The multisegment RT-PCR is an essential tool to perform whole genome sequencing of Influenza A viruses (IAVs). We show that our optimized protocol can be used to sequence IAV-positive samples from avian, swine, and human origin up to a Cp-value of approximately 34. However, we observed that regardless of the barcoding strategy, the samples of avian origin had a reduced genomic recovery compared to the samples of swine or human origin, which had even lower viral loads than the avian IAV samples (Fig. 2C). This discrepancy suggests that sample origin can significantly influence detection sensitivity. However, we cannot exclude that this might be influenced by the fact that the avian and swine samples, in contrast to the human samples, underwent several freeze/thaw cycles prior to the experiments, which can negatively affect RNA quality and integrity. Similarly, the avian samples were extracted manually with a column-based kit, whereas the human and swine samples were extracted using an automated magnetic bead-based method, resulting in the avian samples having a lower sequencing sensitivity, which aligns with a previous report 31. Moreover, given that influenza A viruses cause acute infections, the time of sampling in relation to the time of infection is important, as towards the end of the illness the viral load in clinical samples decreases 32,33. Therefore, it would be interesting to evaluate our protocol in a more controlled study to determine whether full genome recovery rates are influenced by the sample processing as well as the time of sampling.

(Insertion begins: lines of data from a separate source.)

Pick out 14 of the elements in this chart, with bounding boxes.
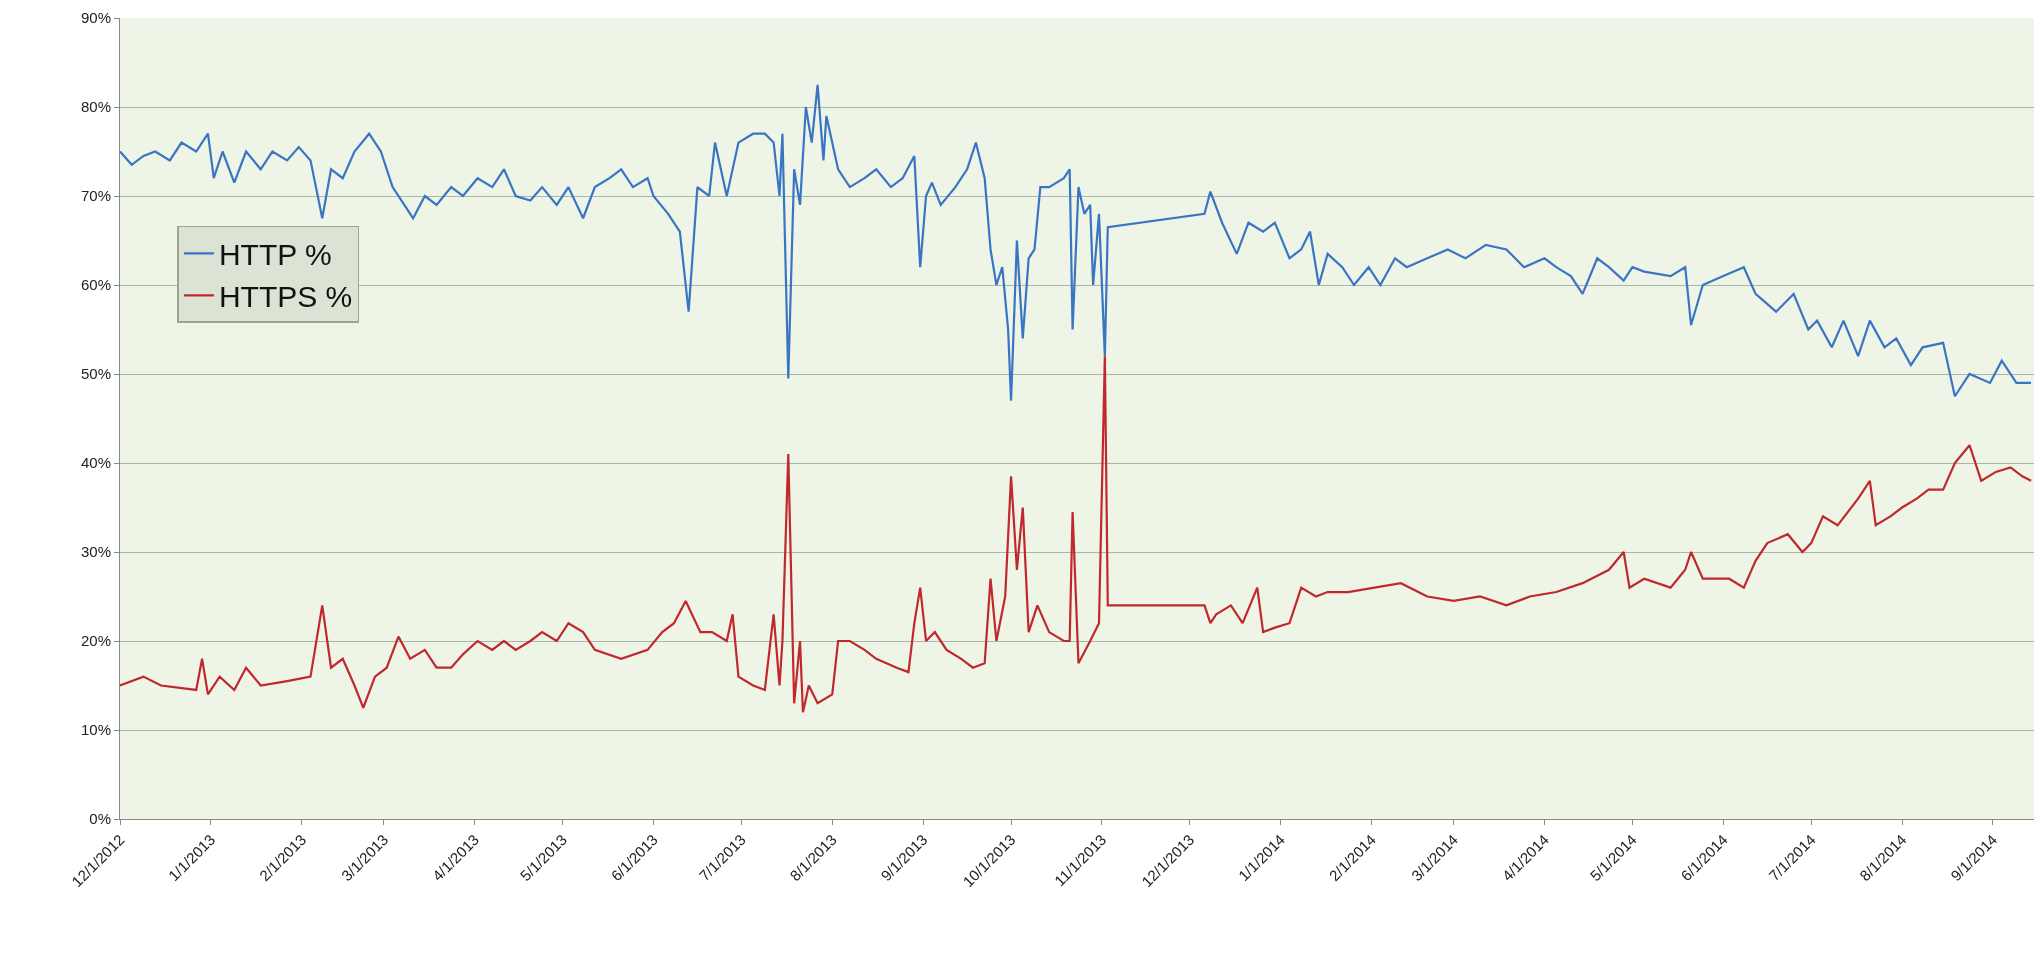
line-series xyxy=(120,355,2033,714)
y-tick-label: 0% xyxy=(89,810,111,828)
y-tick-label: 50% xyxy=(80,365,111,383)
y-tick-label: 30% xyxy=(80,543,111,561)
y-tick-label: 70% xyxy=(80,187,111,205)
legend-label: HTTP % xyxy=(218,238,332,272)
y-tick-label: 40% xyxy=(80,454,111,472)
y-tick-label: 20% xyxy=(80,632,111,650)
line-series xyxy=(120,83,2033,402)
y-tick-label: 80% xyxy=(80,98,111,116)
y-tick-label: 90% xyxy=(80,9,111,27)
y-tick-label: 60% xyxy=(80,276,111,294)
legend-label: HTTPS % xyxy=(218,280,353,314)
y-tick-label: 10% xyxy=(80,721,111,739)
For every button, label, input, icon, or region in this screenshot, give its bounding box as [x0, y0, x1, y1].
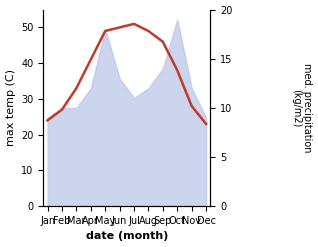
Y-axis label: max temp (C): max temp (C) — [5, 69, 16, 146]
X-axis label: date (month): date (month) — [86, 231, 168, 242]
Y-axis label: med. precipitation
(kg/m2): med. precipitation (kg/m2) — [291, 63, 313, 153]
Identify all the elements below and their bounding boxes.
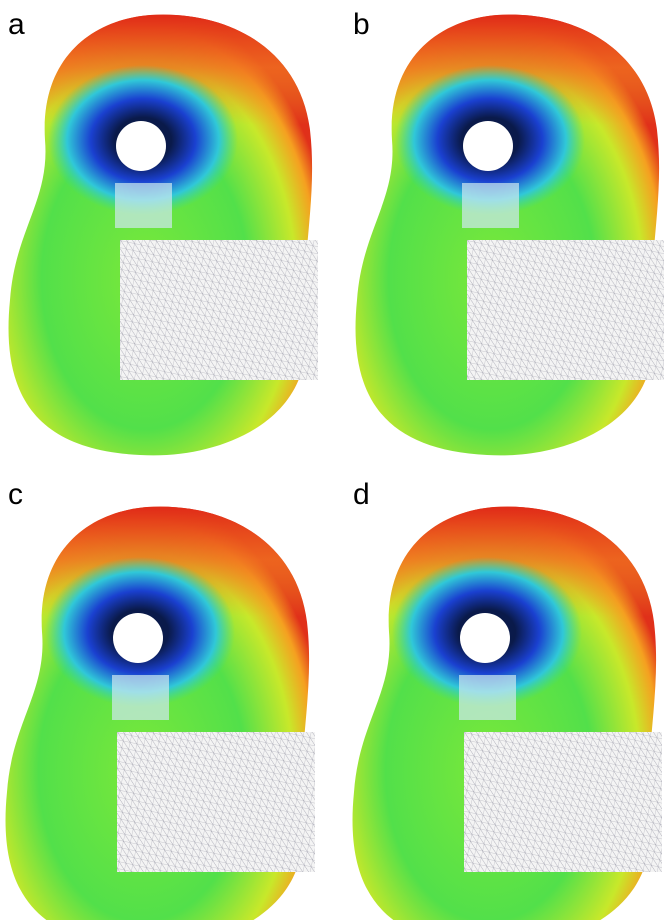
- panel-label: a: [8, 8, 25, 41]
- figure: a b c d: [0, 0, 664, 920]
- mesh-render: [6, 507, 315, 920]
- panel-label: b: [353, 8, 370, 41]
- mesh-render: [9, 15, 318, 456]
- panel: d: [353, 478, 662, 920]
- panel: b: [353, 8, 664, 455]
- panel-label: c: [8, 478, 23, 511]
- panel-label: d: [353, 478, 370, 511]
- panel: a: [8, 8, 318, 455]
- mesh-render: [356, 15, 664, 456]
- page: a b c d (() => { const data = JSON.parse…: [0, 0, 664, 920]
- panel: c: [6, 478, 315, 920]
- mesh-render: [353, 507, 662, 920]
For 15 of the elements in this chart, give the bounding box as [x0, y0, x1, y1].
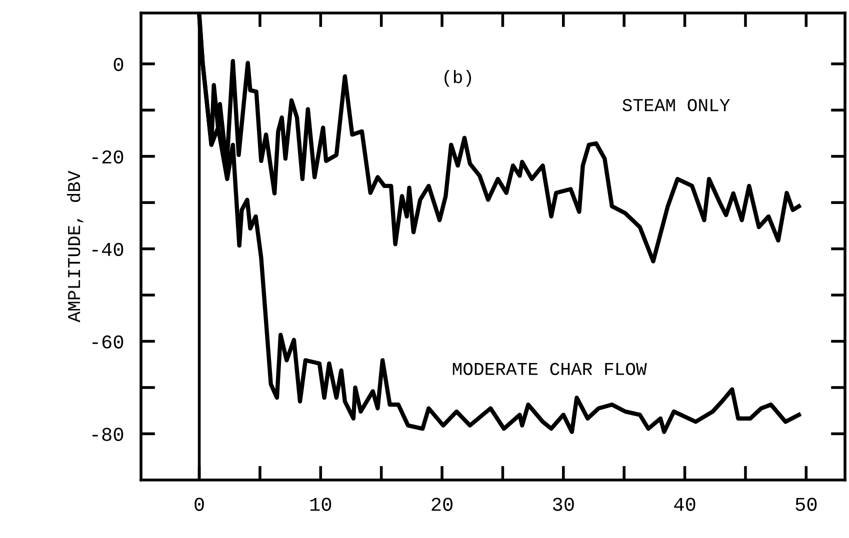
- x-tick-label: 10: [310, 498, 332, 511]
- y-tick-label: -60: [92, 335, 124, 349]
- text: STEAM ONLY: [622, 98, 730, 112]
- x-tick-label: 40: [674, 498, 696, 511]
- y-tick-label: -20: [92, 150, 124, 164]
- y-tick-label: 0: [114, 58, 124, 72]
- y-tick-label: -80: [92, 428, 124, 441]
- annotation: (b): [444, 70, 472, 87]
- x-tick-label: 30: [552, 498, 574, 511]
- text: MODERATE CHAR FLOW: [452, 362, 647, 376]
- x-tick-label: 0: [194, 498, 204, 511]
- x-tick-label: 20: [432, 498, 452, 511]
- x-tick-label: 50: [796, 498, 817, 511]
- y-axis-title: AMPLITUDE, dBV: [66, 170, 84, 322]
- y-tick-label: -40: [92, 242, 124, 256]
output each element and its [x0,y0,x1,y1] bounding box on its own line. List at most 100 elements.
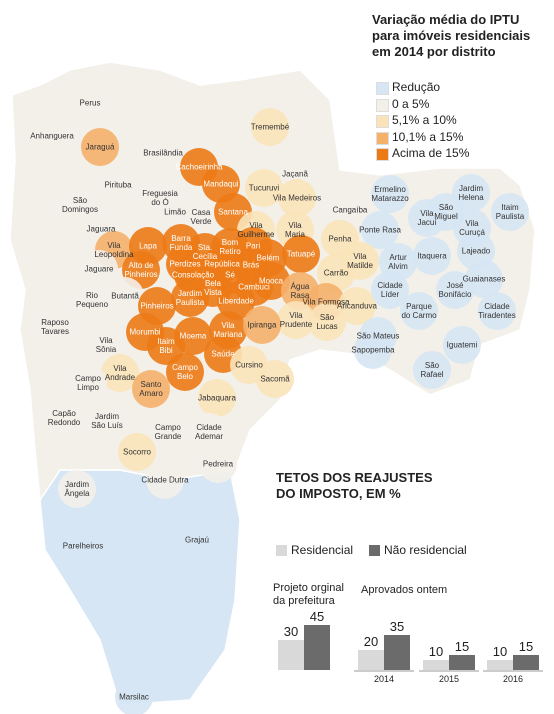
value-label: 10 [492,644,508,659]
district-label: Freguesia do Ó [142,189,178,207]
value-label: 10 [428,644,444,659]
bar [423,660,449,670]
district-label: Ermelino Matarazzo [371,185,409,203]
district-label: Belém [256,253,280,263]
district-label: São Rafael [420,361,444,379]
bar [304,625,330,670]
legend-label: Residencial [291,543,354,557]
district-area [73,281,111,319]
legend-label: Acima de 15% [392,146,470,160]
district-area [33,117,71,155]
district-area [371,271,409,309]
annotation: Aprovados ontem [361,584,448,596]
district-area [338,287,376,325]
district-area [101,354,139,392]
district-label: Brasilândia [143,148,183,158]
district-label: Jaguare [84,264,114,274]
district-area [146,461,184,499]
district-area [80,250,118,288]
district-label: Pinheiros [140,301,174,311]
district-label: Sacomã [260,374,290,384]
district-label: Sé [225,270,235,280]
district-label: Barra Funda [169,234,193,252]
district-area [282,235,320,273]
district-label: São Miguel [434,203,458,221]
district-area [443,326,481,364]
district-label: Perus [79,98,101,108]
district-label: Mandaqui [203,179,239,189]
district-label: José Bonifácio [438,281,472,299]
district-area [199,445,237,483]
legend-swatch [376,115,389,128]
district-label: Iguatemi [446,340,478,350]
bar [384,635,410,670]
legend-swatch [376,98,389,112]
annotation: Projeto orginal da prefeitura [273,582,344,607]
district-label: Capão Redondo [47,409,81,427]
district-label: República [204,259,240,269]
district-label: Vila Guilherme [237,221,275,239]
value-label: 35 [389,619,405,634]
district-label: Moema [179,331,207,341]
district-label: Vila Prudente [279,311,313,329]
district-label: Bela Vista [204,279,222,297]
district-label: Campo Grande [154,423,182,441]
district-area [115,678,153,714]
district-label: Sta. Cecília [192,243,218,261]
district-label: Cidade Dutra [141,475,189,485]
district-label: Itaquera [417,251,447,261]
district-label: Jardim Helena [458,184,484,202]
district-label: Cidade Líder [377,281,403,299]
map-title: Variação média do IPTU para imóveis resi… [372,12,531,59]
bar [358,650,384,670]
district-area [478,292,516,330]
district-label: São Domingos [61,196,99,214]
district-area [166,353,204,391]
district-label: Saúde [211,349,235,359]
district-area [408,199,446,237]
district-label: Campo Limpo [75,374,101,392]
district-area [331,191,369,229]
district-label: Alto de Pinheiros [124,261,158,279]
district-label: Vila Sônia [95,336,117,354]
district-area [436,271,474,309]
district-label: Grajaú [184,535,210,545]
district-label: Jaguara [86,224,116,234]
value-label: 45 [309,609,325,624]
district-area [491,193,529,231]
district-area [361,211,399,249]
legend-swatch [376,148,389,161]
district-label: Bom Retiro [219,238,241,256]
district-label: Consolação [171,270,215,280]
district-label: Marsilac [119,692,149,702]
district-label: Parque do Carmo [401,302,437,320]
district-label: Cidade Ademar [194,423,224,441]
district-label: Santo Amaro [139,380,163,398]
district-label: Cidade Tiradentes [478,302,516,320]
district-area [178,521,216,559]
district-label: Tucuruvi [248,183,280,193]
district-label: Vila Andrade [104,364,136,382]
district-area [413,237,451,275]
district-label: Brás [242,260,260,270]
district-label: Pedreira [202,459,234,469]
value-label: 20 [363,634,379,649]
district-label: Carrão [323,268,349,278]
district-label: Perdizes [169,259,201,269]
district-area [45,399,83,437]
district-label: Santana [218,207,248,217]
district-area [190,413,228,451]
district-label: Jardim Paulista [175,289,205,307]
district-area [217,282,255,320]
district-label: Tatuapé [286,249,316,259]
district-label: Liberdade [218,296,254,306]
district-label: Cachoeirinha [175,162,223,172]
value-label: 15 [454,639,470,654]
district-area [278,179,316,217]
district-area [132,370,170,408]
district-label: Vila Matilde [347,252,373,270]
district-area [308,303,346,341]
district-area [371,175,409,213]
value-label: 15 [518,639,534,654]
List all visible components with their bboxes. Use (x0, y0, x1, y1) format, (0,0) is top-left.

Because the exact role of defective viral genomes (DVGs) in vivo and in vitro during virus infection remains largely elusive 27, there have been several short-read based bioinformatic pipelines established to analyse this phenomenon 29,30. Thus, while the detection of DVGs for IAV is not novel per se, we demonstrate that in addition to recovering whole genome information our WGS approach can also be used to detect IAV DVGs in clinical specimens, without any potential fragment partitioning during sequence library preparation 30 However, because DVGs of PB1, PB2, and PA are on average 400–500 nt in size, and HA, NA, NP, M, and NS DVGs are on average around 400 nt, it is possible that the size-selection step of our protocol prior to sequencing depletes some of the DVG amplicons shorter than 500 bp. This likely reflects why most DVGs we detected originated from the largest genomic segments of IAV (e.g., PB1, PB2, and PA) (Figure S2). Therefore, it remains to be determined if our approach can reliably detect DVGs of the small genomic segments of IAV, as well as how long-read NGS methodologies compare to short-read NGS approaches.
In conclusion, the optimized and scalable whole genome sequencing workflow for influenza A virus, combined with the availability of a portable third-generation sequencing platform, enables genomic sequence surveillance at the human-animal interface. This significantly enhances sensitivity and throughput, facilitating the early detection and monitoring of IAV evolution and zoonotic spillovers in clinical samples from diverse origins.